Does anyone seriously think that a government of Independents or Sinn Fein can run this country? If they are in power we might as well book the first-class plane tickets for the Troika to return. You who do not want to pay your charges, surely you see that the Government have done as much as they can? I write as someone who has had to tighten my belt and have taken pay cuts but, thankfully, I see the bigger picture as a citizen of Ireland. I will pay my way.
Kimacud, Co Dublin
Corporations should serve us
Before reading the article entitled: “Our corporation tax doesn’t need to be reformed. It needs to be abolished (December 5)” Dan O’Brien must have been reading Homer’s ‘Iliad’. In it Odysseus instructs his soldiers to abandon their plans and leave Troy. But it’s a ruse to test their resolve. And Odysseus is pleased the soldiers reject his offer to return home instead of taking Troy.
Dan O’Brien must also be hoping the Irish will reject his lazy offer that we abandon seeking corporation tax altogether. After all, we only managed to wring a few million from a few billion of Facebook’s profits. So it must be pointless? And what’s a few million when you can make twice that from old age people’s heating allowance slashing? It seems unseemly to him to beggar poor corporate multinationals so hard just to get money to pay a nation’s way. Odd given that this nation is the nest that lines their wallets. Imagine lowly us taxing their billions of profits, where there are local services that can be cut, social projects to be abandoned? The cheek of us!
O’Brien wrote that even the OECD is stumped by the mammoth task of begging at the gates of corporate Troy. Those OECD boffins are finding implementing worldwide corporate tax plans, without an obvious referee, unnervingly difficult. Oh, danger here!
Just as well for planet Earth that the UN weapons inspectors or pandemic flu fighters, or the International Criminal Court’s little people don’t throw their arms up in the air when finding the international waters getting tough.
Dan O’Brien thinks modern companies are “one of the greatest inventions of all time”. I’d love to see how he established that.These modern companies get a lucky (tax) break and siphon off billions from the labour of their workers, using tax mechanisms they’ve bent countries to bow to, and there are thus great inventions?
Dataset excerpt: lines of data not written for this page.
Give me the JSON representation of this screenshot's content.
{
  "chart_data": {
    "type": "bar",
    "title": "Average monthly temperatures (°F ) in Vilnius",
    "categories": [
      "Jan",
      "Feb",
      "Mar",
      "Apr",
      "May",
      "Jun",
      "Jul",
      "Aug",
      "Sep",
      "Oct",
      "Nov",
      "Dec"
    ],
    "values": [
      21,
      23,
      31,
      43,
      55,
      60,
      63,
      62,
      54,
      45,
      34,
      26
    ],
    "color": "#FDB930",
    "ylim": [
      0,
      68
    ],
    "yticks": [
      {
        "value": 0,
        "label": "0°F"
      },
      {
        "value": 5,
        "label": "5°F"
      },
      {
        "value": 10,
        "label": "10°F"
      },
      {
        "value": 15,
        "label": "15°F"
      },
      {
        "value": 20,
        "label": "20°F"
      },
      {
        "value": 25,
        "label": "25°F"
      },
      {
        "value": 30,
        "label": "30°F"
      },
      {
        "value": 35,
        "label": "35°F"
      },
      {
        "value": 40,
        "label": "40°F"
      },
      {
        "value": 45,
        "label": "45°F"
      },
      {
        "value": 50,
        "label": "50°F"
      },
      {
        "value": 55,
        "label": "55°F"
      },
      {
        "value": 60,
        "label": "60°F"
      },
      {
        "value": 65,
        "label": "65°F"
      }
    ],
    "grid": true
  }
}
Edison would think dimly of it, no doubt. So will the freezing pensioners. And we are to judge a society on how it treats its most vulnerable, not its corporations.
Address with editor
Protests about more than water
A Leavy’s concerns (Letters, December 8) about our levels of borrowing are understandable. All services have to be paid for, either by individual households or through general taxation. But the former (neoliberalism) leads to inequality and the economic stagnation we see in Europe, while the latter (social democracy) supports social cohesion and economic sustainability.
Social democracy promotes private enterprise and also distributes wealth through equitable public services and universal welfare. This creates a foundation of stability on which society can successfully operate.
Under Thatcherite neo-liberalism, public services have been largely reduced to commodities that provide profit to shareholders. Flat taxes such as water charges means that services are available only to those able and willing to pay.
This represents the rolling back of decades of social, economic and political progress. It re-creates a neo-feudal world where the new gentry (multi-national corporations) hold the lives of the peasants (citizens) in the palm of their hands.
The water protests are not just about water. They are about the rejection of an exploitative global financial system that has become decoupled from humanity.
Protesters want to reclaim not just our natural resources, but our hard-won representative democracy, from those who would sell it off for 30 pieces of silver.
Ranelagh, Dublin 6
In A Levy’s letter published this week Ireland’s borrowings were listed as being over “a trillion euro’ and not €180bn as originally stated by Mr Levy.